Pietro arriva sulle alpi valdostane da villeggiante ed entra in contatto con la montagna grazie alla profonda passione che il padre nutre per le lunghe escursioni, preziosi momenti che rappresentano l’unica forma di evasione che si concede in una vita completamente dedita al lavoro. Nonostante questo, con il trascorrere degli anni, i ricordi che legano lui, suo padre e le alpi si fanno via via più rari, complice un rapporto difficile dove incomprensione e distanza diventano altezze insormontabili. Ed è anche da qui, dal difficile tentativo di venire a patti con l’eredità paterna – sia concreta che astratta – che si rinforza definitivamente il legame tra Pietro e Bruno. Se il primo si era allontanato dal padre in gioventù ribellandosi all’idea di vita che quest’ultimo desiderava per lui, il secondo si trova invece costretto, almeno inizialmente, a seguirne le tracce, diventando anch’esso muratore, per poi recidere altrettanto duramente, in età adulta, questo legame.
D’altra parte anche il rapporto tra Pietro e Bruno non scorre in modo lineare, conosce allontanamenti e silenzi che durano quasi vent’anni. Durante questo tempo Bruno stringe un rapporto sempre più forte con le proprie origini mentre Pietro sceglie di abbandonare completamente questo tassello della sua formazione. Come accade però nei grandi rapporti, caratterizzati da un’intesa che oltrepassa la quotidianità, il tempo trascorso non rappresenta un ostacolo ed è proprio sui silenzi che invece si costruisce la comprensione dell’altro.
A dare profondità alla ricerca e all’essenzialità espressiva di Pietro c’è Luca Marinelli la cui sensibilità e introversione trovano un proseguimento naturale con l’interpretazione del personaggio. Alessandro Borghi invece torna a misurarsi con la trasformazione del proprio corpo, lavorando in particolare sull’accento, e ci restituisce una delle sue interpretazioni più riuscite e credibili.
Le Otto Montagne è un ritratto libero dell’amicizia che riesce a costruire sui contrasti un orizzonte comune. I percorsi, come anche le bussole che guidano i protagonisti sono radicalmente diversi: pochi punti ma fissi per Bruno, una ricerca incessante, in continuo divenire per Pietro. Come due facce complementari della stessa medaglia, capita anche che amino le stesse persone, ma questo accade sempre in momenti sfalsati. Il viaggio di scoperta intrapreso da Pietro concede poco spazio alla presenza di affetti stabili nella sua vita e spesso Bruno sembra invece saperne colmare le mancanze, come accade prima con il padre e poi con la fidanzata, lasciando in Pietro non solo con la consapevolezza che Bruno sia una delle parti migliori di sé ma anche con il dubbio che possa essere in fondo un uomo migliore.
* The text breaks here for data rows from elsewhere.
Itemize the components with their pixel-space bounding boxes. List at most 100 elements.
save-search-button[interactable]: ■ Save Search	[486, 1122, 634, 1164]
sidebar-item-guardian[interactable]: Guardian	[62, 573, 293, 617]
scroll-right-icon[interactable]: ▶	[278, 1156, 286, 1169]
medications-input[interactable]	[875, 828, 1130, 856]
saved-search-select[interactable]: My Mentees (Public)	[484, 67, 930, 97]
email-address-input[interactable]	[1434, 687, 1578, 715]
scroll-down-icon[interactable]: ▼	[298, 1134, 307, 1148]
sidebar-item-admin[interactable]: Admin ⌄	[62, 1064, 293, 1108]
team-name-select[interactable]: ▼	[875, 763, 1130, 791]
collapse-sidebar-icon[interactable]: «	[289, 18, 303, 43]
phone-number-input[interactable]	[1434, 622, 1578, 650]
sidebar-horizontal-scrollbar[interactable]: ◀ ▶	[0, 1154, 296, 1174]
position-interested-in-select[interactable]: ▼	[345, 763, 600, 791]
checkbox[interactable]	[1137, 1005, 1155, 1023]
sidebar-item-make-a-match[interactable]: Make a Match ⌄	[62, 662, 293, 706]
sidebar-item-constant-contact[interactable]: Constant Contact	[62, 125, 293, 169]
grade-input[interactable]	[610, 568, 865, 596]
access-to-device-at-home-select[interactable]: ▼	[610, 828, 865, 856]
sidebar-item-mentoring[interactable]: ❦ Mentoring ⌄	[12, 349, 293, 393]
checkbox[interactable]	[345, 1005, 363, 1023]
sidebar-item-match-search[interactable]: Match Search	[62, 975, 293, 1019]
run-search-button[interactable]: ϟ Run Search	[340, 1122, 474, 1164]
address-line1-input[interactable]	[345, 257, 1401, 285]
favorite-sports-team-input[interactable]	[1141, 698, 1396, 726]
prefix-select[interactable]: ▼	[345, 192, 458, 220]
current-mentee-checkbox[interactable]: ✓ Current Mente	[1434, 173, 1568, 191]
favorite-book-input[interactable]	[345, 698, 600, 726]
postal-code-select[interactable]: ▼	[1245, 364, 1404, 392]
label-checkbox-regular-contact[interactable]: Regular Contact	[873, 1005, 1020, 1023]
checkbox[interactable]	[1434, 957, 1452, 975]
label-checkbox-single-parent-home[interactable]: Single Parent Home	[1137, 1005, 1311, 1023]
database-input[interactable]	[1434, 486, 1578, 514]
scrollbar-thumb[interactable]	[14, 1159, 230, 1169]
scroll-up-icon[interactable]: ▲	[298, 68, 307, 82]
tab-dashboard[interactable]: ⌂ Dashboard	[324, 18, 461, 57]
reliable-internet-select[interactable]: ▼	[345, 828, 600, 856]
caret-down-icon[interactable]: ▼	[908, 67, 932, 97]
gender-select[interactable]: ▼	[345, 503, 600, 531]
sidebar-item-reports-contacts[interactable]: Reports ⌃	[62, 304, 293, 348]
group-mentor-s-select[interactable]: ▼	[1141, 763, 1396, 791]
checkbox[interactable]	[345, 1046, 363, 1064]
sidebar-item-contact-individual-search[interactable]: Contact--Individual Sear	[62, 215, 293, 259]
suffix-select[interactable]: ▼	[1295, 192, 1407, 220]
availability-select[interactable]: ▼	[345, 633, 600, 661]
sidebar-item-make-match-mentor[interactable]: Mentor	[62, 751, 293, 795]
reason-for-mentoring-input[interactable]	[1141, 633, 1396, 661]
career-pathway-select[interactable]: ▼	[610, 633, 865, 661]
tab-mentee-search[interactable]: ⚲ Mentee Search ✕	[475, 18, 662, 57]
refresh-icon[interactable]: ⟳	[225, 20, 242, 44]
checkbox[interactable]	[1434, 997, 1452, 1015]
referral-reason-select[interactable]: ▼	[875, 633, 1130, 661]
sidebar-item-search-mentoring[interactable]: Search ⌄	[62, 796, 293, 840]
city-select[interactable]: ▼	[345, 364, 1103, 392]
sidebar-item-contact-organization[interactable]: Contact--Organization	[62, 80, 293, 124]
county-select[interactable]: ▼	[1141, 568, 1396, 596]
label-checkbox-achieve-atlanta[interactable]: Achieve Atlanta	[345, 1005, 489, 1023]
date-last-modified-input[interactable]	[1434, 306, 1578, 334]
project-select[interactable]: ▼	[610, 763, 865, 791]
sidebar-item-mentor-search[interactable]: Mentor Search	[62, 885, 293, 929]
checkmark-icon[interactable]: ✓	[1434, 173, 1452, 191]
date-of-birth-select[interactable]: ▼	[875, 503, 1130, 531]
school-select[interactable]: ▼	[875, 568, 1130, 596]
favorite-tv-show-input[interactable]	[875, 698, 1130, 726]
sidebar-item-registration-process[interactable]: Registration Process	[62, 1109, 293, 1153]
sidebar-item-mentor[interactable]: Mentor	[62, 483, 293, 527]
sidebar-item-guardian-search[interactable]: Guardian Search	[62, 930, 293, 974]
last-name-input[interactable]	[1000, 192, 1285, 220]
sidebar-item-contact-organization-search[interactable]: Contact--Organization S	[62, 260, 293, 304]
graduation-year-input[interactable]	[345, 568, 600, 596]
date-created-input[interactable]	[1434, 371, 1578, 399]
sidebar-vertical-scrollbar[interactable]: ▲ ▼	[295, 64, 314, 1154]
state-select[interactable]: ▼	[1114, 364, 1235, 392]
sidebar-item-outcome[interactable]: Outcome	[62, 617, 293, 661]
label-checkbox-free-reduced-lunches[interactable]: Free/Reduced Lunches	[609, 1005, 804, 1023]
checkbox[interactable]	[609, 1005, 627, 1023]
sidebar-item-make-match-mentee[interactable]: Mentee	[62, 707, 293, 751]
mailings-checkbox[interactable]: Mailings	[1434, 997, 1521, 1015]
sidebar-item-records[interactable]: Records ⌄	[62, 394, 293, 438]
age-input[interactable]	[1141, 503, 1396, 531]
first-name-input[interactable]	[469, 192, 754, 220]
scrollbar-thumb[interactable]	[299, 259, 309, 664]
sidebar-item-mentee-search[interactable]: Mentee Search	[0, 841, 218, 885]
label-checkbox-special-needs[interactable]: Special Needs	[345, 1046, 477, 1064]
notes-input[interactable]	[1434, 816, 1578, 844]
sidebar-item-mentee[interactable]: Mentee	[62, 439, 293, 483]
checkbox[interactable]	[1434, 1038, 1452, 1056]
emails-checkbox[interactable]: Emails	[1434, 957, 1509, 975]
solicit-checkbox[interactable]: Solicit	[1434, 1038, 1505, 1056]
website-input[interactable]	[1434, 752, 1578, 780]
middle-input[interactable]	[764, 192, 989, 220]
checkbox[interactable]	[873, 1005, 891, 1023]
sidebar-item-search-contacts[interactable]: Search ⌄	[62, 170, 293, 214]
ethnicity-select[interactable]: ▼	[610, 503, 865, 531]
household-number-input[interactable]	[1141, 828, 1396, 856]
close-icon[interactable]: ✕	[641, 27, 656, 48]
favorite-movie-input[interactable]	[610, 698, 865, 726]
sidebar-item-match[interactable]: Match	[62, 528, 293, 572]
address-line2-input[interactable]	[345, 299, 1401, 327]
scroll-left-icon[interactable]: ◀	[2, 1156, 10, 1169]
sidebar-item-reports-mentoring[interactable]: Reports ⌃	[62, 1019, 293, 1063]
Non interessa però sapere chi tra i due possa avere ragione, resta infatti senza risposta il quesito esistenziale posto dai saggi del popolo nepalese nel quale si imbatte Pietro: in un mondo fatto a ruota, composto da otto mari e otto monti, con una grande vetta al suo centro – chiamata monte Sumeru- impara di più chi ha fatto il giro delle otto montagne o chi è salito in cima al monte Sumeru?
L’unica risposta certa risiede nel prestare attenzione alle sfide, alle risate, ai silenzi, alle increspature della vita che portano Bruno e Pietro a condividere la scalata più difficile, quella verso la comprensione di sé stessi.